Alle prossime tutte queste condizioni porteranno ad un potenziamento del manovratore della ruspa, il nuovo capo dello Stato sarà espressione di destra, e quindi capo del CSM, e se… naturalmente i pecoroni per logica si allineano, allora le ONG staran lontane, l’Europa romperà meno... la sinistra (dov’è).


Caro Destro, la scorsa settimana avevo cercato di commentare con un editoriale il disagio di una sinistra aggrappata ai migranti come unico argomento politico rimastole. Con esponenti del Pd andati all’arrembaggio sulla nave della ricca capitana osannata da La Repubblica. 

Ma come, la situazione sulla Sea Watch è drammatica, insopportabile, ma sopra vengono accolti parlamentari e giornalisti?

Sarebbe stata anche una provocazione, per aprire un dibattito sull’assenza della sinistra dal dibattito politico reale della sinistra e dei suoi “trombettieri”, cioè la quasi totalità di televisioni, giornali e radio.

E’ chiaro che siamo di fronte a un agguato delle nazioni che in Europa comandano (Francia e Germania) contro una nazione, l’Italia, che ha cambiato passo e vuole smettere di essere quel “cesso” dell’Europa che era voluto dai governi italiani precedenti. 

Insomma, dai è evidente, in Italia sta cambiando tutto e i poteri forti, le multinazionali, le banche, i finanziari che possiedono tutti i maggiori mezzi di comunicazione, si lanciano all’arrembaggio di Conte, Salvini e Di Maio.

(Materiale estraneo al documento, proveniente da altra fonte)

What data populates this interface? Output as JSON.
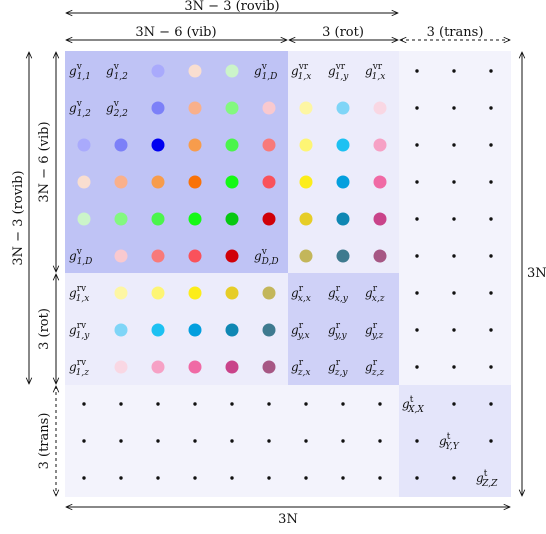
{
  "labels": {
    "top_rovib": "3N − 3 (rovib)",
    "top_vib": "3N − 6 (vib)",
    "top_rot": "3 (rot)",
    "top_trans": "3 (trans)",
    "left_rovib": "3N − 3 (rovib)",
    "left_vib": "3N − 6 (vib)",
    "left_rot": "3 (rot)",
    "left_trans": "3 (trans)",
    "right_total": "3N",
    "bottom_total": "3N"
  },
  "colors": {
    "vib_block": "#bfc3f5",
    "rot_block": "#cfd1f7",
    "trans_block": "#e4e5fa",
    "light_region": "#f3f3fc",
    "mid_region": "#ececfb",
    "dot_grid": [
      [
        "#a9aafc",
        "#f9ded0",
        "#cbf4c9"
      ],
      [
        "#7c80f8",
        "#f9b08b",
        "#83f87f",
        "#f9c9cf"
      ],
      [
        "#a9aafc",
        "#7c80f8",
        "#0000f0",
        "#f79c4c",
        "#4bf54b",
        "#f87a7a"
      ],
      [
        "#f9ded0",
        "#f9b08b",
        "#f79c4c",
        "#f97208",
        "#15f915",
        "#f9525b"
      ],
      [
        "#cbf4c9",
        "#83f87f",
        "#4bf54b",
        "#15f915",
        "#07c811",
        "#d00008"
      ],
      [
        "#f9c9cf",
        "#f87a7a",
        "#f9525b",
        "#d00008"
      ]
    ],
    "vr_dots": [
      [
        "#fdf6a3",
        "#7fd5f7",
        "#f9d7e3"
      ],
      [
        "#fdf574",
        "#1dc1f2",
        "#f6a1c5"
      ],
      [
        "#fced1a",
        "#039fde",
        "#f06aa5"
      ],
      [
        "#e6cd27",
        "#0f87b3",
        "#c9438a"
      ],
      [
        "#c3b65a",
        "#3e7a8f",
        "#a65784"
      ]
    ]
  },
  "matrix_labels": {
    "g11": {
      "base": "g",
      "sup": "v",
      "sub": "1,1"
    },
    "g12": {
      "base": "g",
      "sup": "v",
      "sub": "1,2"
    },
    "g1D": {
      "base": "g",
      "sup": "v",
      "sub": "1,D"
    },
    "g12b": {
      "base": "g",
      "sup": "v",
      "sub": "1,2"
    },
    "g22": {
      "base": "g",
      "sup": "v",
      "sub": "2,2"
    },
    "gD1": {
      "base": "g",
      "sup": "v",
      "sub": "1,D"
    },
    "gDD": {
      "base": "g",
      "sup": "v",
      "sub": "D,D"
    },
    "gvr1x": {
      "base": "g",
      "sup": "vr",
      "sub": "1,x"
    },
    "gvr1y": {
      "base": "g",
      "sup": "vr",
      "sub": "1,y"
    },
    "gvr1x2": {
      "base": "g",
      "sup": "vr",
      "sub": "1,x"
    },
    "grv1x": {
      "base": "g",
      "sup": "rv",
      "sub": "1,x"
    },
    "grv1y": {
      "base": "g",
      "sup": "rv",
      "sub": "1,y"
    },
    "grv1z": {
      "base": "g",
      "sup": "rv",
      "sub": "1,z"
    },
    "grxx": {
      "base": "g",
      "sup": "r",
      "sub": "x,x"
    },
    "grxy": {
      "base": "g",
      "sup": "r",
      "sub": "x,y"
    },
    "grxz": {
      "base": "g",
      "sup": "r",
      "sub": "x,z"
    },
    "gryx": {
      "base": "g",
      "sup": "r",
      "sub": "y,x"
    },
    "gryy": {
      "base": "g",
      "sup": "r",
      "sub": "y,y"
    },
    "gryz": {
      "base": "g",
      "sup": "r",
      "sub": "y,z"
    },
    "grzx": {
      "base": "g",
      "sup": "r",
      "sub": "z,x"
    },
    "grzy": {
      "base": "g",
      "sup": "r",
      "sub": "z,y"
    },
    "grzz": {
      "base": "g",
      "sup": "r",
      "sub": "z,z"
    },
    "gtXX": {
      "base": "g",
      "sup": "t",
      "sub": "X,X"
    },
    "gtYY": {
      "base": "g",
      "sup": "t",
      "sub": "Y,Y"
    },
    "gtZZ": {
      "base": "g",
      "sup": "t",
      "sub": "Z,Z"
    }
  }
}
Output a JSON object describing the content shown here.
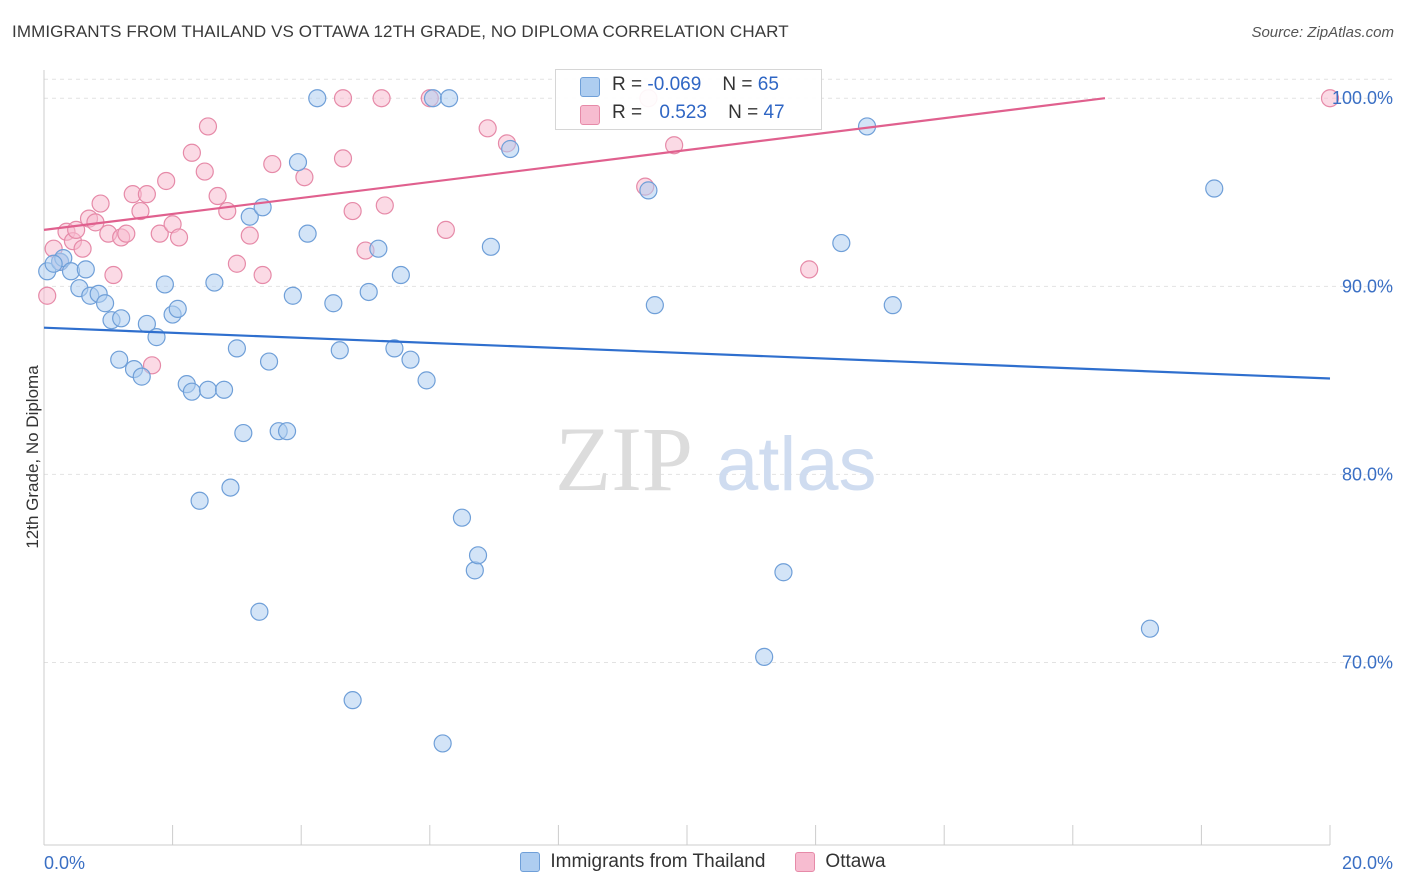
{
  "title": "IMMIGRANTS FROM THAILAND VS OTTAWA 12TH GRADE, NO DIPLOMA CORRELATION CHART",
  "source": "Source: ZipAtlas.com",
  "watermark": {
    "zip": "ZIP",
    "atlas": "atlas"
  },
  "legend": {
    "thailand": {
      "label": "Immigrants from Thailand",
      "r_label": "R =",
      "r": "-0.069",
      "n_label": "N =",
      "n": "65"
    },
    "ottawa": {
      "label": "Ottawa",
      "r_label": "R =",
      "r": "0.523",
      "n_label": "N =",
      "n": "47"
    }
  },
  "colors": {
    "blue_fill": "#aecdf0",
    "blue_stroke": "#6f9fd8",
    "blue_line": "#2f6fce",
    "pink_fill": "#f7bcd0",
    "pink_stroke": "#e68aa8",
    "pink_line": "#e0608e",
    "tick_text": "#3a6fc4",
    "grid": "#e2e2e2"
  },
  "chart_data": {
    "type": "scatter",
    "title": "IMMIGRANTS FROM THAILAND VS OTTAWA 12TH GRADE, NO DIPLOMA CORRELATION CHART",
    "xlabel": "",
    "ylabel": "12th Grade, No Diploma",
    "xlim": [
      0,
      20
    ],
    "ylim": [
      60.3,
      101.5
    ],
    "x_tick_labels": [
      "0.0%",
      "20.0%"
    ],
    "y_ticks": [
      70,
      80,
      90,
      100
    ],
    "y_tick_labels": [
      "70.0%",
      "80.0%",
      "90.0%",
      "100.0%"
    ],
    "grid": true,
    "legend_position": "top-center",
    "series": [
      {
        "name": "Immigrants from Thailand",
        "color": "#6f9fd8",
        "trend": {
          "x": [
            0,
            20
          ],
          "y": [
            87.8,
            85.1
          ]
        },
        "points": [
          {
            "x": 0.05,
            "y": 90.8
          },
          {
            "x": 0.25,
            "y": 91.3
          },
          {
            "x": 0.3,
            "y": 91.5
          },
          {
            "x": 0.42,
            "y": 90.8
          },
          {
            "x": 0.55,
            "y": 89.9
          },
          {
            "x": 0.65,
            "y": 90.9
          },
          {
            "x": 0.72,
            "y": 89.5
          },
          {
            "x": 0.85,
            "y": 89.6
          },
          {
            "x": 0.95,
            "y": 89.1
          },
          {
            "x": 1.05,
            "y": 88.2
          },
          {
            "x": 1.2,
            "y": 88.3
          },
          {
            "x": 1.17,
            "y": 86.1
          },
          {
            "x": 1.4,
            "y": 85.6
          },
          {
            "x": 1.52,
            "y": 85.2
          },
          {
            "x": 1.6,
            "y": 88.0
          },
          {
            "x": 1.75,
            "y": 87.3
          },
          {
            "x": 1.88,
            "y": 90.1
          },
          {
            "x": 2.0,
            "y": 88.5
          },
          {
            "x": 2.08,
            "y": 88.8
          },
          {
            "x": 2.22,
            "y": 84.8
          },
          {
            "x": 2.3,
            "y": 84.4
          },
          {
            "x": 2.55,
            "y": 84.5
          },
          {
            "x": 2.8,
            "y": 84.5
          },
          {
            "x": 2.65,
            "y": 90.2
          },
          {
            "x": 2.42,
            "y": 78.6
          },
          {
            "x": 2.9,
            "y": 79.3
          },
          {
            "x": 3.0,
            "y": 86.7
          },
          {
            "x": 3.1,
            "y": 82.2
          },
          {
            "x": 3.2,
            "y": 93.7
          },
          {
            "x": 3.4,
            "y": 94.2
          },
          {
            "x": 3.5,
            "y": 86.0
          },
          {
            "x": 3.35,
            "y": 72.7
          },
          {
            "x": 3.65,
            "y": 82.3
          },
          {
            "x": 3.78,
            "y": 82.3
          },
          {
            "x": 3.87,
            "y": 89.5
          },
          {
            "x": 3.95,
            "y": 96.6
          },
          {
            "x": 4.1,
            "y": 92.8
          },
          {
            "x": 4.25,
            "y": 100.0
          },
          {
            "x": 4.5,
            "y": 89.1
          },
          {
            "x": 4.6,
            "y": 86.6
          },
          {
            "x": 4.8,
            "y": 68.0
          },
          {
            "x": 5.05,
            "y": 89.7
          },
          {
            "x": 5.2,
            "y": 92.0
          },
          {
            "x": 5.45,
            "y": 86.7
          },
          {
            "x": 5.55,
            "y": 90.6
          },
          {
            "x": 5.7,
            "y": 86.1
          },
          {
            "x": 5.95,
            "y": 85.0
          },
          {
            "x": 6.05,
            "y": 100.0
          },
          {
            "x": 6.2,
            "y": 65.7
          },
          {
            "x": 6.3,
            "y": 100.0
          },
          {
            "x": 6.5,
            "y": 77.7
          },
          {
            "x": 6.7,
            "y": 74.9
          },
          {
            "x": 6.75,
            "y": 75.7
          },
          {
            "x": 6.95,
            "y": 92.1
          },
          {
            "x": 7.25,
            "y": 97.3
          },
          {
            "x": 9.4,
            "y": 95.1
          },
          {
            "x": 9.5,
            "y": 89.0
          },
          {
            "x": 11.2,
            "y": 70.3
          },
          {
            "x": 11.5,
            "y": 74.8
          },
          {
            "x": 12.4,
            "y": 92.3
          },
          {
            "x": 12.8,
            "y": 98.5
          },
          {
            "x": 13.2,
            "y": 89.0
          },
          {
            "x": 17.2,
            "y": 71.8
          },
          {
            "x": 18.2,
            "y": 95.2
          },
          {
            "x": 0.15,
            "y": 91.2
          }
        ]
      },
      {
        "name": "Ottawa",
        "color": "#e68aa8",
        "trend": {
          "x": [
            0,
            16.5
          ],
          "y": [
            93.0,
            100.0
          ]
        },
        "points": [
          {
            "x": 0.05,
            "y": 89.5
          },
          {
            "x": 0.15,
            "y": 92.0
          },
          {
            "x": 0.25,
            "y": 91.3
          },
          {
            "x": 0.35,
            "y": 92.9
          },
          {
            "x": 0.45,
            "y": 92.4
          },
          {
            "x": 0.5,
            "y": 93.0
          },
          {
            "x": 0.6,
            "y": 92.0
          },
          {
            "x": 0.7,
            "y": 93.6
          },
          {
            "x": 0.8,
            "y": 93.4
          },
          {
            "x": 0.88,
            "y": 94.4
          },
          {
            "x": 1.0,
            "y": 92.8
          },
          {
            "x": 1.08,
            "y": 90.6
          },
          {
            "x": 1.2,
            "y": 92.6
          },
          {
            "x": 1.28,
            "y": 92.8
          },
          {
            "x": 1.38,
            "y": 94.9
          },
          {
            "x": 1.5,
            "y": 94.0
          },
          {
            "x": 1.6,
            "y": 94.9
          },
          {
            "x": 1.68,
            "y": 85.8
          },
          {
            "x": 1.8,
            "y": 92.8
          },
          {
            "x": 1.9,
            "y": 95.6
          },
          {
            "x": 2.0,
            "y": 93.3
          },
          {
            "x": 2.1,
            "y": 92.6
          },
          {
            "x": 2.3,
            "y": 97.1
          },
          {
            "x": 2.5,
            "y": 96.1
          },
          {
            "x": 2.55,
            "y": 98.5
          },
          {
            "x": 2.7,
            "y": 94.8
          },
          {
            "x": 2.85,
            "y": 94.0
          },
          {
            "x": 3.0,
            "y": 91.2
          },
          {
            "x": 3.2,
            "y": 92.7
          },
          {
            "x": 3.4,
            "y": 90.6
          },
          {
            "x": 3.55,
            "y": 96.5
          },
          {
            "x": 4.05,
            "y": 95.8
          },
          {
            "x": 4.65,
            "y": 100.0
          },
          {
            "x": 4.65,
            "y": 96.8
          },
          {
            "x": 4.8,
            "y": 94.0
          },
          {
            "x": 5.0,
            "y": 91.9
          },
          {
            "x": 5.25,
            "y": 100.0
          },
          {
            "x": 5.3,
            "y": 94.3
          },
          {
            "x": 6.0,
            "y": 100.0
          },
          {
            "x": 6.25,
            "y": 93.0
          },
          {
            "x": 6.9,
            "y": 98.4
          },
          {
            "x": 7.2,
            "y": 97.6
          },
          {
            "x": 9.35,
            "y": 95.3
          },
          {
            "x": 9.4,
            "y": 100.0
          },
          {
            "x": 9.8,
            "y": 97.5
          },
          {
            "x": 11.9,
            "y": 90.9
          },
          {
            "x": 20.0,
            "y": 100.0
          }
        ]
      }
    ]
  }
}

 Le tue osservazioni mi paiono ragionevoli, ma la strategia di questi finanziari che mantengono il baraccone dei migranti è quella espressa a chiare lettere proprio dalla enorme macchina propagandistica del potere finanziario che ha occupato la sinistra europea: dimostrare che cambiare non si può, che la magistratura dipende dalla politica, che sono i soldi a comandare su tutto, che il mercato degli schiavi non può essere fermato da un ministro degli interni italiano. Lo ha detto il comandante (si fa per dire) di un’altra barchetta mandata dai tedeschi a raccattare africani in Libia. 

“Italiani mandolino non fermeranno i banchieri europei”: questo è lo scopo di tutto questo, alla faccia dell’Unione europea, che è soltanto un enorme affare per pochi.

Ma aspettare, come tu dici, che cambi il capo dello Stato non è, a mio avviso, un percorso corretto. Troppo tardi, caro Destro. Chi si affida a Salvini, cioè il 40 per cento degli italiani, e a Di Maio, cioè il 25 per cento degli italiani, non deve sopportare oltre. La palese provocazione di questi mercenari che violano le leggi, speronano imbarcazioni delle Forse dell’Ordine, imbarcano politici e trombettieri dei politici, per le loro provocazioni non può andare oltre. Vedi, Matteo Salvini ha detto una cosa sacrosanta: mi hanno lasciato solo. Già. La tua destra dov’era? E’ ragionevole fare opposizione anche contro chi per la prima volta alza la testa in nome di un minimo di autodeterminazione di uno Stato? Io dico di no e credo che proprio la Destra italiana debba fare un esame di coscienza nei riguardi del suo atteggiamento ostile a questo governo. 

Ostile sempre e comunque. 

Questa è una politica giurassica che non fa onore alla destra italiana.